You know that eating a healthy diet and exercising regularly are important habits for a healthy heart. But did you know that you could still be undermining all your efforts with some surprisingly common bad habits?
The good news is that some simple, everyday habits can make a big difference in your ability to live a healthy lifestyle.
Here are the worst habits for your heart:

You Ignore Your Blues

When you feel low, it’s hard to do things that are good for you, like exercise. If you have felt down for more than a few weeks, talk to your doctor or a mental health professional. Talk therapy, exercise, and medication (if needed) can improve your mood so you have more energy to take care of yourself.

Sitting All Day

Compared to people with an active lifestyle, those who don’t move enough and tend to sit for five hours or more each day have double the risk for heart failure, according to a study published in January 2014 in the American Heart Association (AHA) journal Circulation: Heart Failure.
If your job requires sitting at a desk all day, get up and take a five-minute walk every hour. This small tweak in your routine can keep your arteries flexible and blood flowing properly, protecting against the negative effects of being sedentary.

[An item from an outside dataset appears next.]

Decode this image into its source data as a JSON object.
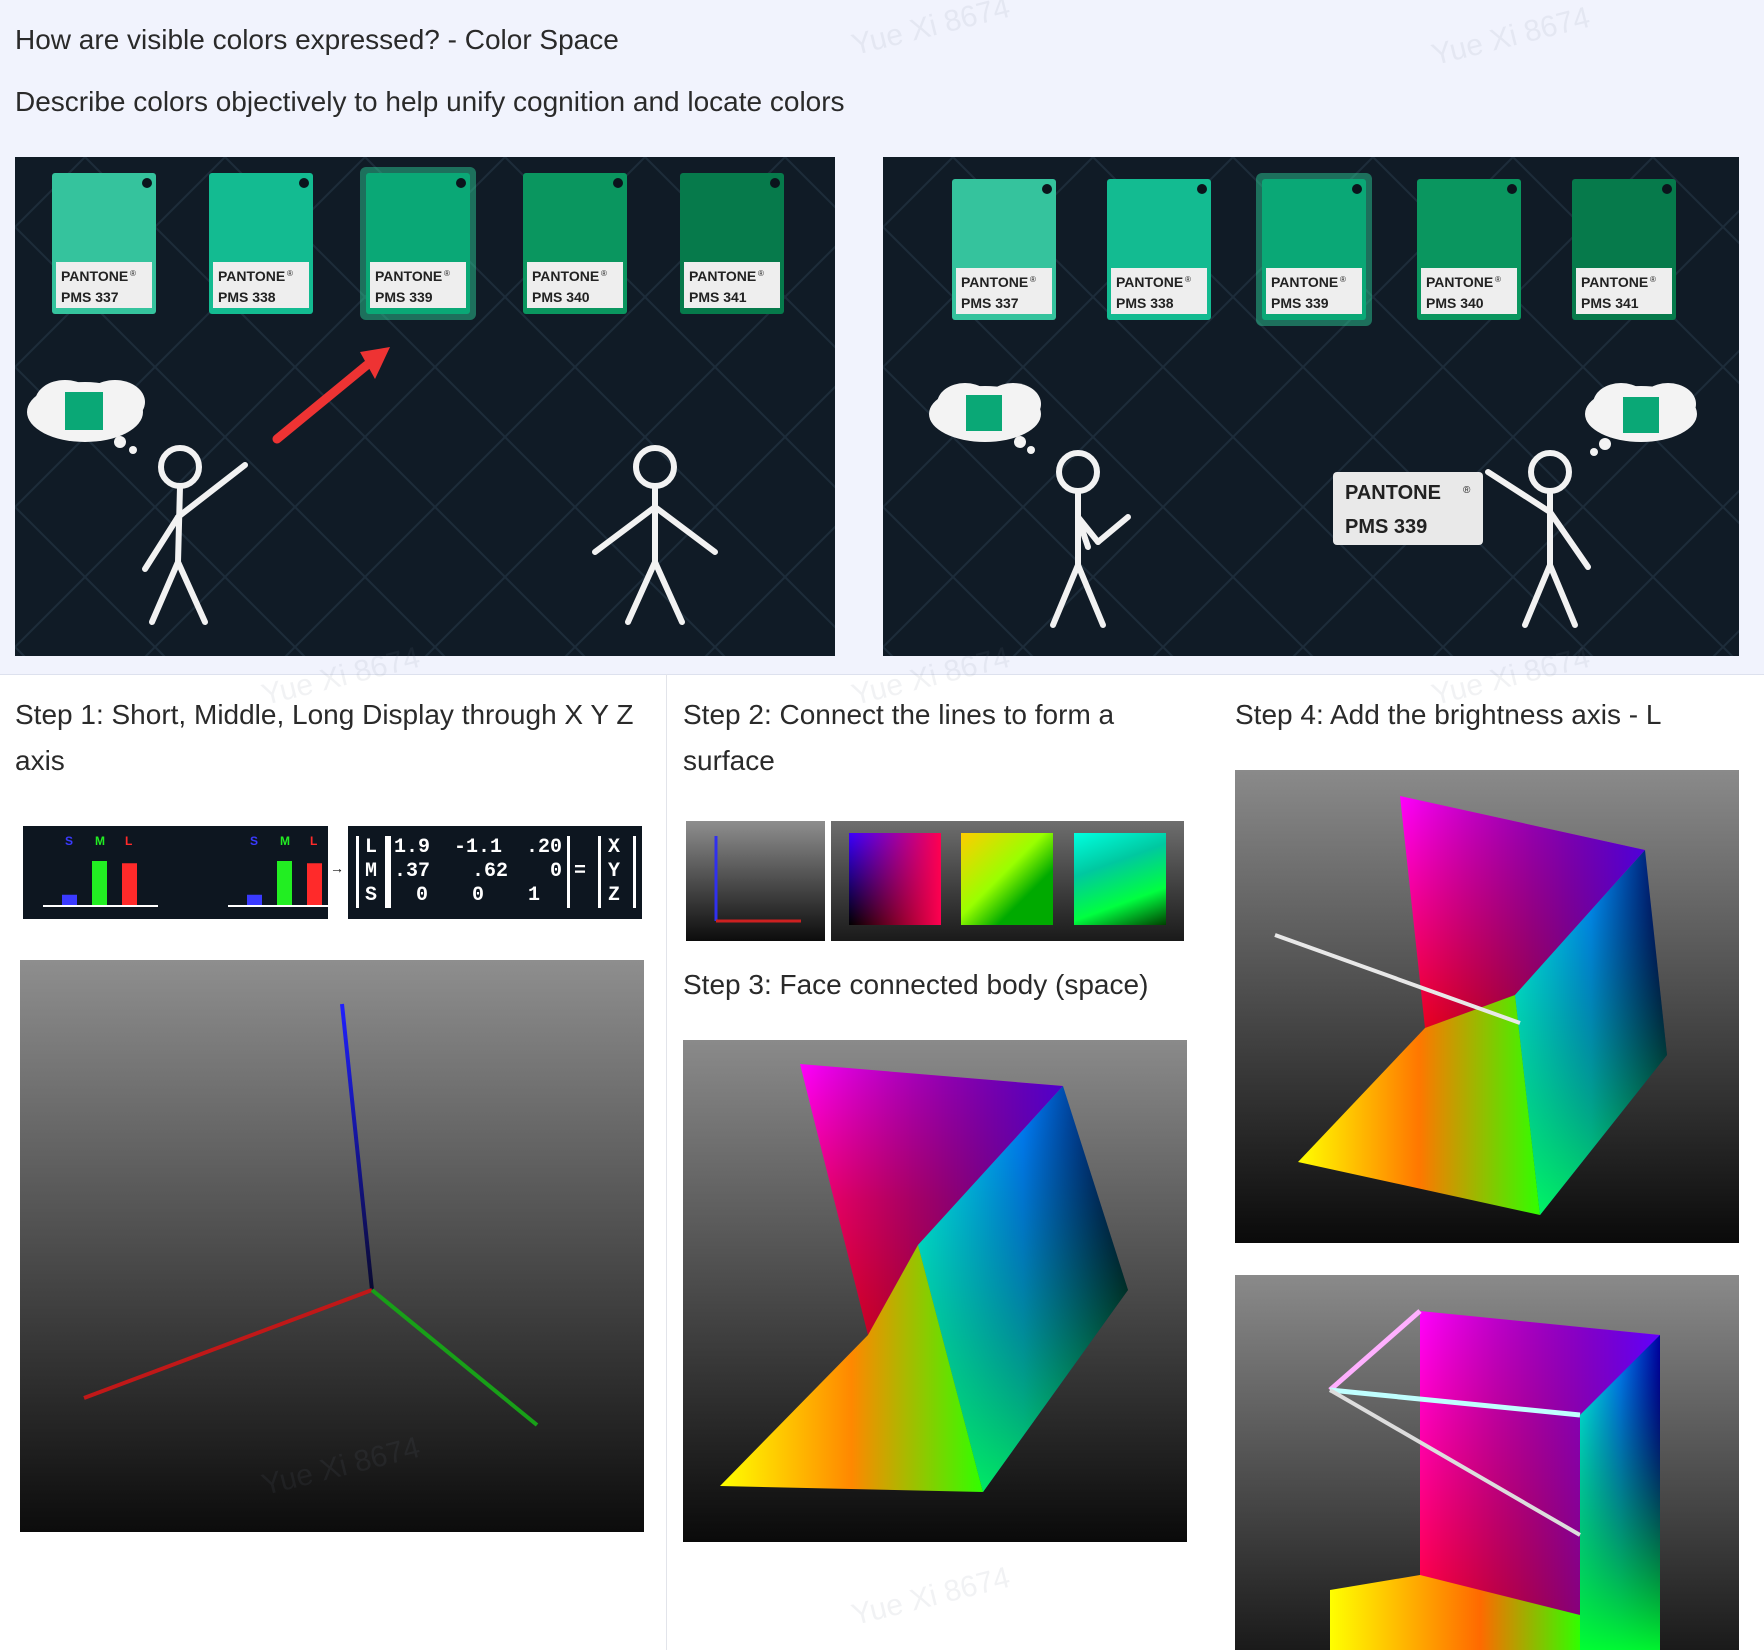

Smoke from cigarettes, cigars, and pipes is as bad for the heart and arteries as it is for the lungs. If you smoke, quitting is the biggest gift of health you can give yourself. Secondhand smoke is also toxic, so avoid it whenever possible.

Overindulging in Alcohol

Drinking too much alcohol can lead to high blood pressure, stroke, and obesity — all of which increase your risk for heart disease. The AHA reports that excessive drinking — more than two drinks a day for men and one drink for women — can interrupt your normal heart rhythm and cause heart failure. It’s okay to enjoy the occasional cocktail or glass of wine, but you can protect your heart by sticking to the AHA guidelines.

Ignoring the snoring

More than a minor annoyance, snoring can be a sign of something more serious: obstructive sleep apnea. This disorder, marked by breathing that is interrupted during sleep, can cause blood pressure to skyrocket.
More than 18 million Americans adults have sleep apnea, which increases the risk of heart disease. People who are overweight or obese are at higher risk for sleep apnea, but slim people can have it too.

Stressing Too Much

Stress spurs the body to release adrenaline, which temporarily affects how your body functions — your heart rate increases, and your blood pressure may rise. Over time, too much stress can damage blood vessels in the heart and increase your risk for heart attack and stroke.

Withdrawing from the world

It’s no secret that on some days, other human beings can seem annoying, irritating, and just plain difficult to get along with.
However, it makes sense to strengthen your connections to the ones you actually like. People with stronger connections to family, friends, and society in general tend to live longer, healthier lives.
Everyone needs alone time, but you should still reach out to others and keep in touch whenever you can.

Overdoing It on Salt

Excessive sodium can lead to high blood pressure, a risk factor for heart disease, Campbell says. Avoiding the saltshaker isn’t too difficult, but what about hidden sodium? The National Heart, Lung, and Blood Institute (NHLBI) reports that processed foods — including canned vegetables and soups, lunch meats, frozen dinners, chips, and other salty snacks — account for most of the salt Americans consume. Be sure to read nutrition labels and compare products, choosing the one with the lowest percent daily value for sodium. A rule of thumb to follow: The AHA recommends that most people consume less than 1,500 mg of sodium per day.

Not Getting Enough Sleep

Your heart works hard all day, and if you don’t get enough sleep, your cardiovascular system doesn’t get the rest it needs. Your heart rate and blood pressure dip during the first phase of sleep (the non-REM phase), then rise and fall in response to your dreams during the second phase (REM sleep). These changes throughout the night seem to promote cardiovascular health, according to the NHLBI.
Chronic sleep deprivation can also lead to high resting cortisol and adrenaline levels, similar to levels that you experience in a stressful situation, Campbell explains. He recommends that adults get 7 to 8 hours of sleep each night. Teens and young adults should aim for 9 to 10 hours, he says.